Stopczynski, Arkadiusz, et al. "The Smartphone Brain Scanner: A Portable Real-Time Neuroimaging System." Plos ONE 9.2 (2014): 1-10. In this academic journal, Professor Stopcsynski from the Technical Unviersity of Denmark along with some of his colleagues, attempt to use a smartphone and a EEG cap that is able to plugged into it as a real-time system to analyze 3D brain images. The article states that there are no competing interests for any of the authors involved in this study. The study makes use of a consumer-grade neuroheadset that records brain activity by stimulating the brain with the use of electrodes placed on the scalp, this method is called Electroencepahlography (EEG). The headset is then plugged into an android or ios smartphone to record brainwave functions. The application is also developed for windows

and mac, meaning portability is not only limited to smartphones but also to laptops and anywhere with a computer. The experiment involved the participant to imagine tapping his finger onto a table, the brainwave results of this was recorded and then compared to more complex EEG data gathering techniques.

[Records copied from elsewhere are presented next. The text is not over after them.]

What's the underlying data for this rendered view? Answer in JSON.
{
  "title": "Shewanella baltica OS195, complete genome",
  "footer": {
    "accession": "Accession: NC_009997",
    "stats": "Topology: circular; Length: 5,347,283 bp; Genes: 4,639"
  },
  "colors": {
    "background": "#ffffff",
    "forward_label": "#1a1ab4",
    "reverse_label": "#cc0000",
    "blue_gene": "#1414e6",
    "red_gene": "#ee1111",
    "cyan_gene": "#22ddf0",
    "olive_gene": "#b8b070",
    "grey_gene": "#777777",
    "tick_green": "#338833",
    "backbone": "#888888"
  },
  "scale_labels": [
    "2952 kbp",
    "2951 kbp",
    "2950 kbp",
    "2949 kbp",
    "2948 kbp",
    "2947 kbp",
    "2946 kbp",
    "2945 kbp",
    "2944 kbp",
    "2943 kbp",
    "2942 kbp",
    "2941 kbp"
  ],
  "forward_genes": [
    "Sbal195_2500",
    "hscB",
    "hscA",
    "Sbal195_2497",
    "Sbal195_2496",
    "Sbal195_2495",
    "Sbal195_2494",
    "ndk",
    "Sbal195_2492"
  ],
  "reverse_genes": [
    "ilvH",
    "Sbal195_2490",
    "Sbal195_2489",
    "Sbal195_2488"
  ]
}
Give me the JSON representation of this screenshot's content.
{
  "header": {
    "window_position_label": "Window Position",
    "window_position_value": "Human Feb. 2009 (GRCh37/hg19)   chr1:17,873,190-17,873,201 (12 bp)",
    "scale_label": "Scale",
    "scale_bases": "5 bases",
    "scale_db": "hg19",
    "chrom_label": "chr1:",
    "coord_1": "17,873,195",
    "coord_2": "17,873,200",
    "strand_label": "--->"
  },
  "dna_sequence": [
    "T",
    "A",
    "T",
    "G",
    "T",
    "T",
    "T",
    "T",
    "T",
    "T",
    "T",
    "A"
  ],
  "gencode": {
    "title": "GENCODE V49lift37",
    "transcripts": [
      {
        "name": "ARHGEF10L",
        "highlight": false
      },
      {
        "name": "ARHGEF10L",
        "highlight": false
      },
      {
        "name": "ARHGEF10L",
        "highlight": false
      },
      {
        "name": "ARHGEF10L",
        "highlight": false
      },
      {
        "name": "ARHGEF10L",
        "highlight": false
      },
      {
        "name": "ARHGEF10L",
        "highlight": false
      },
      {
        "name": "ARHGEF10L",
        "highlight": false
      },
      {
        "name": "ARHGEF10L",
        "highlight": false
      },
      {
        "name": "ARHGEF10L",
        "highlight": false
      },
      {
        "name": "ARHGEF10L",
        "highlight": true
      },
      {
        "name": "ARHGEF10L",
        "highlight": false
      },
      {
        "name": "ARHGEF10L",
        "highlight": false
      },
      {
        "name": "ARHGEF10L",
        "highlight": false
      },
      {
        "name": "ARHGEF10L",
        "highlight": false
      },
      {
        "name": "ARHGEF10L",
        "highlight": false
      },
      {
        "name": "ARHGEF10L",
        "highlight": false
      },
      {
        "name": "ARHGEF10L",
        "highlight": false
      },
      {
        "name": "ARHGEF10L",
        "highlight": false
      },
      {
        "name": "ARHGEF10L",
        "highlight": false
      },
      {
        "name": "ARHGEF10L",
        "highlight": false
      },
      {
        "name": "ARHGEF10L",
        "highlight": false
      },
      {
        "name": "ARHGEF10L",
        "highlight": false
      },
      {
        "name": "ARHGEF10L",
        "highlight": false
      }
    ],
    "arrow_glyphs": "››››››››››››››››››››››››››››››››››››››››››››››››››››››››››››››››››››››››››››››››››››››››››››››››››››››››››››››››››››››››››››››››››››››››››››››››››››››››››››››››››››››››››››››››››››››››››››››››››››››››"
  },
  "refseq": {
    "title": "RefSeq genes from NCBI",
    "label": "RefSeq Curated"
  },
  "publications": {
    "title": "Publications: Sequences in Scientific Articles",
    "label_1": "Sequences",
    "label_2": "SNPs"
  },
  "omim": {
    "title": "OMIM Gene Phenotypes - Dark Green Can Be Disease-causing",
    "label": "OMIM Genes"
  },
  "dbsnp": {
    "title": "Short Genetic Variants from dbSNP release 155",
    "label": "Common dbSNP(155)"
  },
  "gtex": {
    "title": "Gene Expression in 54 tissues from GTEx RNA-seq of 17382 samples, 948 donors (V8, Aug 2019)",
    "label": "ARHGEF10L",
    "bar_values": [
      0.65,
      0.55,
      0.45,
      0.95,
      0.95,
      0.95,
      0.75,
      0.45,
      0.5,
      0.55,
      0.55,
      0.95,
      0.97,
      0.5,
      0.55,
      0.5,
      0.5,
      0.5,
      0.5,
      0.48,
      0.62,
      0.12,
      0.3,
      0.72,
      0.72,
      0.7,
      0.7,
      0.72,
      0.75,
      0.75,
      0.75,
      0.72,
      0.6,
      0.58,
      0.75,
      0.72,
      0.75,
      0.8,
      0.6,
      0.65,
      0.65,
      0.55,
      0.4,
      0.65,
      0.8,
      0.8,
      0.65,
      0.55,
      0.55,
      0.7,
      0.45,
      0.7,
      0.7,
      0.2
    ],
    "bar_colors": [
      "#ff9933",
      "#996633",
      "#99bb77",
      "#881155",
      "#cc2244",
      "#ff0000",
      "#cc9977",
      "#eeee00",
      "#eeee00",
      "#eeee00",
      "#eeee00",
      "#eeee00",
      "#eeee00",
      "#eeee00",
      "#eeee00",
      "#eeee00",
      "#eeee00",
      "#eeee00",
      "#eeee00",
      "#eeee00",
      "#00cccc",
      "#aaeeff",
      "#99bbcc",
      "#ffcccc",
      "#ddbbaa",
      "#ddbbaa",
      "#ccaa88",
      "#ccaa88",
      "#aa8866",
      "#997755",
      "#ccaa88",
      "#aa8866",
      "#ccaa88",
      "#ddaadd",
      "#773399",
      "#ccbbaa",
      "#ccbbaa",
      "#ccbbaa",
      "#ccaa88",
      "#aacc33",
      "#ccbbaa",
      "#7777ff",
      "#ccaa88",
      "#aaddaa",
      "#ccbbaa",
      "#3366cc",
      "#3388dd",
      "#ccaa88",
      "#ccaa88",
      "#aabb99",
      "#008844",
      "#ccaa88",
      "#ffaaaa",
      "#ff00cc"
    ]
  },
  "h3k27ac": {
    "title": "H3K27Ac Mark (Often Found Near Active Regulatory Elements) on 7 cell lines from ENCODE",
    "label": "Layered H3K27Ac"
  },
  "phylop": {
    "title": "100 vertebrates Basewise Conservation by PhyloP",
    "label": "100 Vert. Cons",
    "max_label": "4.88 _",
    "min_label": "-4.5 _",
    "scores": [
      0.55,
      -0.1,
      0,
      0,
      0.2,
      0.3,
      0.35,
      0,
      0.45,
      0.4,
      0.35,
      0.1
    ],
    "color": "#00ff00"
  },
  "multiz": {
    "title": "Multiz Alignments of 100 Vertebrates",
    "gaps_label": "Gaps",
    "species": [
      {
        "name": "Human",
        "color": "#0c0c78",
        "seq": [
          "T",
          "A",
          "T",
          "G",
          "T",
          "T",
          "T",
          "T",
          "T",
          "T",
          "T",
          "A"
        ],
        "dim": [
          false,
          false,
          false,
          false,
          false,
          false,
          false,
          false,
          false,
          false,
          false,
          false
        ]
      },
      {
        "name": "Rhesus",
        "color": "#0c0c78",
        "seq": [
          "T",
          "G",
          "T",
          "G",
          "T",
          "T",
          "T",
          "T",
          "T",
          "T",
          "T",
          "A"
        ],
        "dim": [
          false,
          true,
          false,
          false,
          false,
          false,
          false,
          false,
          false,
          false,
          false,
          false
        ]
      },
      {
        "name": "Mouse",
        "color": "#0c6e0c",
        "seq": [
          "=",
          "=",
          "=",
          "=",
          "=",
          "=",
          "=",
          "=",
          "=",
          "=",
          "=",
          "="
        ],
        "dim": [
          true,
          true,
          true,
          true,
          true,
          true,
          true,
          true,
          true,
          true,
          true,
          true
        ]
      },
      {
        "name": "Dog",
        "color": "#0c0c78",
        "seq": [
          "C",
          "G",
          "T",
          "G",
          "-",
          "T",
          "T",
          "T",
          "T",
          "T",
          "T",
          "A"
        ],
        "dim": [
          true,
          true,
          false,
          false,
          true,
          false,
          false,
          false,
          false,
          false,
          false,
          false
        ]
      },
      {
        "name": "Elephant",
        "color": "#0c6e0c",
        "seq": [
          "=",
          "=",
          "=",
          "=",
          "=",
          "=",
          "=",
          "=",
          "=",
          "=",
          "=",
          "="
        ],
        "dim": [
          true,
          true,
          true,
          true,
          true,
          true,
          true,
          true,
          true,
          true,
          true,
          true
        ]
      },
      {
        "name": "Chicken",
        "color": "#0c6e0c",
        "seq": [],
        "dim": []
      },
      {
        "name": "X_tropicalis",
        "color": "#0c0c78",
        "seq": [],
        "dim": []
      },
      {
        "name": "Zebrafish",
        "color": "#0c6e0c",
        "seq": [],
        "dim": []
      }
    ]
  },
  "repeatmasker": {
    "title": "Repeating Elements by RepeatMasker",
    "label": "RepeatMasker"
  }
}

The results of the comparison of the two sets of data show that this mobile application brain scanner compares favorably with the data from the laboratory grade experiments. Although the results received by both were the same, some cleaning up of the results was necessary for the smartphone-gathered data such as small biofeedback. With the increasing capability of smartphone processors this technology should only get more accurate with time.

Young-Seol, Lee. "Activity recognition with android phone using mixture-of-experts co-trained with labeled and unlabeled data." Neurocomputing. 126. (2014): 106-115. This scholarly journal is written about the use of multiple sources to determine a users activity from uncertain and insufficient mobile sensor data. Young-Seol is a professor at Yonsei University in South Korea who is studying the use of smartphones to recognize and adapt applications and processes to the types of activities that the owner of the smartphone participates in the most. Studies have been done before on activity recognition with the use of gps-coordinates, raw-data mining, and the accelerometer. Young-Seol uses a mixture of all of these along with unlabeled filler data to attempt to better the technology of activity recognition with only the use of a smartphone. The system he uses is called a mixture-of-experts. This means that local experts solve smaller problems with data and use a gating network to combine solutions from separate experts, which all add up to the overall objective of activity recognition. The study was done by first collecting the personal data from the phones, including labeled and unlabeled data,

which is then put into three equations to find the averages of the data. These averages then go on to the mixture-of-experts who then determine what the activity was such as walking, running, watching tv, etc. The conclusion was that with unlabeled data, which is cheaper and more readily available then labeled data, was able to be recognized and classified the same as labeled data. This means that usually unimportant unlabeled data can turn into useful data in the future using this mixture-of-experts method. This research was supported by the Industrial Strategic Technology Development Program funded by the Ministry of Trade, Industry and Energy, and the ICT R&D Program 2013(Korea).